Os mecanismos responsáveis pela cardiopatia chagásica têm sido muito estudados e devem‐se essencialmente a três processos: inflamação, morte celular e fibrose. Têm aparecido várias explicações para a cardiopatia, tais como a teoria neurogénica, em que se desenvolve uma disautonomia parassimpática, que provoca uma atividade simpática predominante e uma toxicidade induzida pelas catecolaminas; processos microvasculares, autoimunes e de resposta imunológica ao parasita quando esse persiste, com infiltração linfocitária no nível dos tecidos cardíacos1,5. Esses vários mecanismos levam ao aparecimento da miocardiopatia dilatada e arritmias, muitas vezes malignas.
Assim, o envolvimento cardíaco manifesta‐se por arritmias ventriculares malignas e morte súbita, quadro de insuficiência cardíaca e fenómenos de tromboembolismo.
A morte súbita pode ocorrer mesmo em doentes assintomáticos e na fase de latência, deve‐se ao aparecimento de taquiarritmias: taquicardia ventricular e/ou fibrilhação ventricular e mais raramente de bradiarritmias: bloqueio AV completo, assistolia e doença do nódulo sinusal. A sua incidência é grande, é a causa de morte na cardiopatia chagásica em 55‐65% dos doentes3.
Dada a importância da morte súbita nessa doença foi feito um esforço na tentativa de prever quais os indivíduos de maior risco, através de scores de risco, para se poder abordar esses doentes de maneira mais agressiva e interventiva3,6.
O mais conhecido é o escore de Rassi, descrito e validado num trabalho publicado no NEJM em 20066 por Anis Rassi do grupo de Maurício Scanavacca, em que se classificaram através de seis parâmetros (clínicos, Holter, ECG e ecocardiograma) os doentes em três grupos de risco com prognóstico e mortalidade crescentes: baixo, intermédio e alto risco, é um motivo para que nesse último grupo haja uma abordagem mais invasiva e agressiva, nomeadamente com a implantação de CDI.
Os autores deste trabalho, Ribeiro da Silva et al., do Rio de Janeiro4, pretendem melhorar a capacidade discriminatória e preditora de morte do escore de Rassi, introduzir um novo parâmetro, o limiar anaeróbio, avaliado através duma prova de esforço cardiopulmonar.
Os autores estudaram retrospetivamente 150 doentes com evidência de cardiopatia chagásica, dos quais 45 executaram uma prova de esforço cardiopulmonar em cicloergómetro com protocolo de rampa4.
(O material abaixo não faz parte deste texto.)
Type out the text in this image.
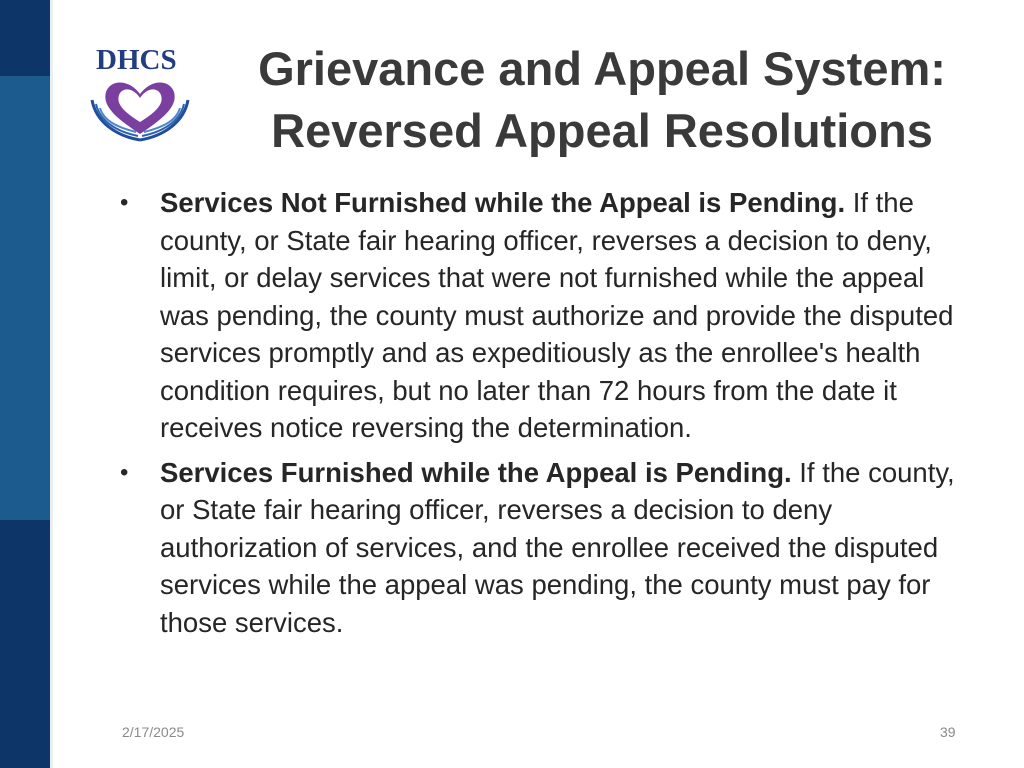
DHCS	Grievance and Appeal System:
Reversed Appeal Resolutions
• Services Not Furnished while the Appeal is Pending. If the county, or State fair hearing officer, reverses a decision to deny, limit, or delay services that were not furnished while the appeal was pending, the county must authorize and provide the disputed services promptly and as expeditiously as the enrollee's health condition requires, but no later than 72 hours from the date it receives notice reversing the determination.
• Services Furnished while the Appeal is Pending. If the county, or State fair hearing officer, reverses a decision to deny authorization of services, and the enrollee received the disputed services while the appeal was pending, the county must pay for those services.
2/17/2025	39
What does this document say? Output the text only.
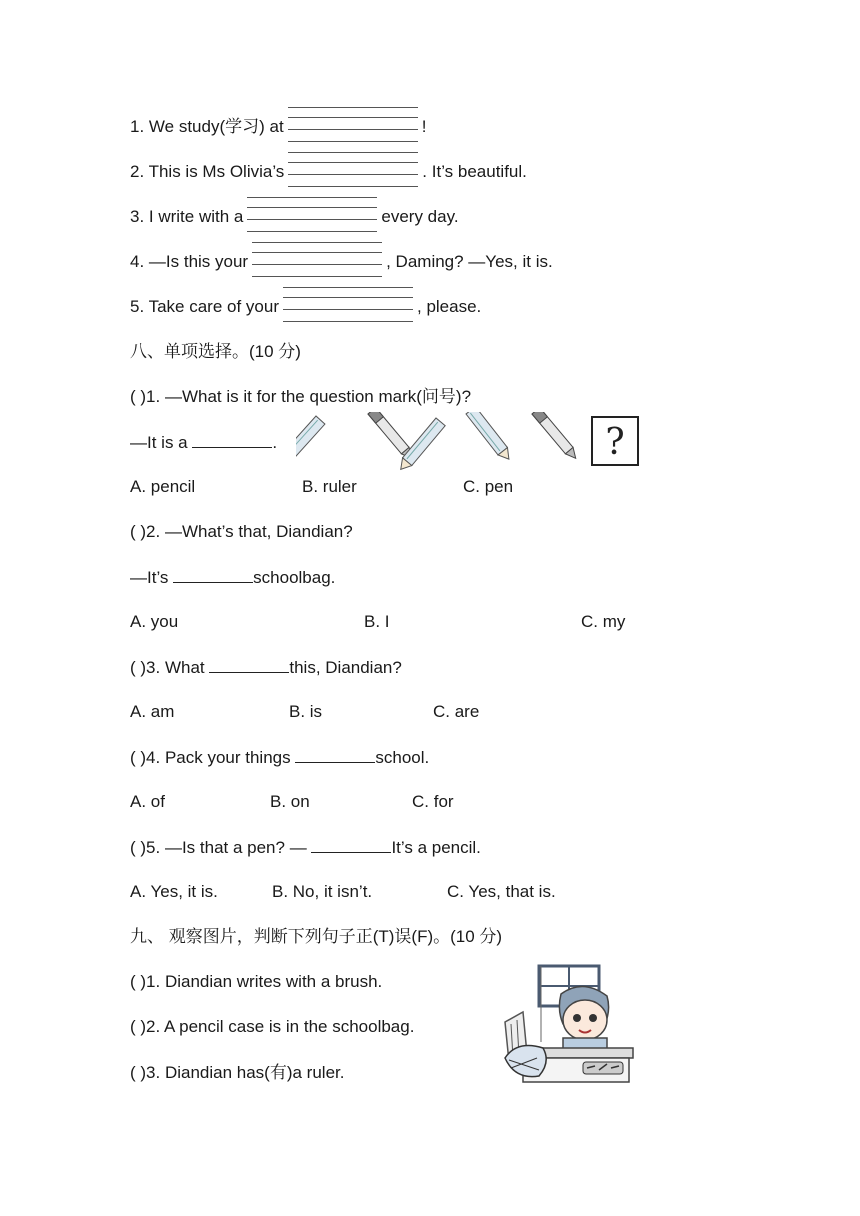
1. We study(学习) at	!
2. This is Ms Olivia’s	. It’s beautiful.
3. I write with a	every day.
4. —Is this your	, Daming? —Yes, it is.
5. Take care of your	, please.
八、单项选择。(10 分)
( )1. —What is it for the question mark(问号)?
—It is a	.	?
A. pencil	B. ruler	C. pen
( )2. —What’s that, Diandian?
—It’s	schoolbag.
A. you	B. I	C. my
( )3. What	this, Diandian?
A. am	B. is	C. are
( )4. Pack your things	school.
A. of	B. on	C. for
( )5. —Is that a pen? —	It’s a pencil.
A. Yes, it is.	B. No, it isn’t.	C. Yes, that is.
九、 观察图片，判断下列句子正(T)误(F)。(10 分)
( )1. Diandian writes with a brush.
( )2. A pencil case is in the schoolbag.
( )3. Diandian has(有)a ruler.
Nos resultados é de salientar que com a introdução desse parâmetro além do escore, com o uso de um modelo estatístico de regressão logística, houve um aumento do poder preditor da estimativa de morte em 5%4.
É de salientar que essa população era de menor risco, com menos comprometimento cardíaco, havia, no entanto, um resultado significativo em relação ao poder discriminativo desse novo parâmetro introduzido4.
Assim, com a redução do limiar anaeróbio desses doentes associou‐se um aumento do risco de morte.
Os autores explicam os resultados, através do poder discriminatório desse parâmetro em populações de menor risco, devido à deteção de comprometimento precoce ao nível do ventrículo direito e da disfunção diastólica do ventrículo esquerdo, parâmetros já descritos como de risco, antes do aparecimento final da disfunção sistólica e dilatação do ventrículo esquerdo4.
É assim sublinhada a importância do limiar anaeróbio e da capacidade funcional, como parâmetros que avaliam e detetam o comprometimento precoce do coração provocado por essa doença, com uma utilidade clínica importante e relevante4.
Conflitos de interesseO autor declara não haver conflitos de interesse.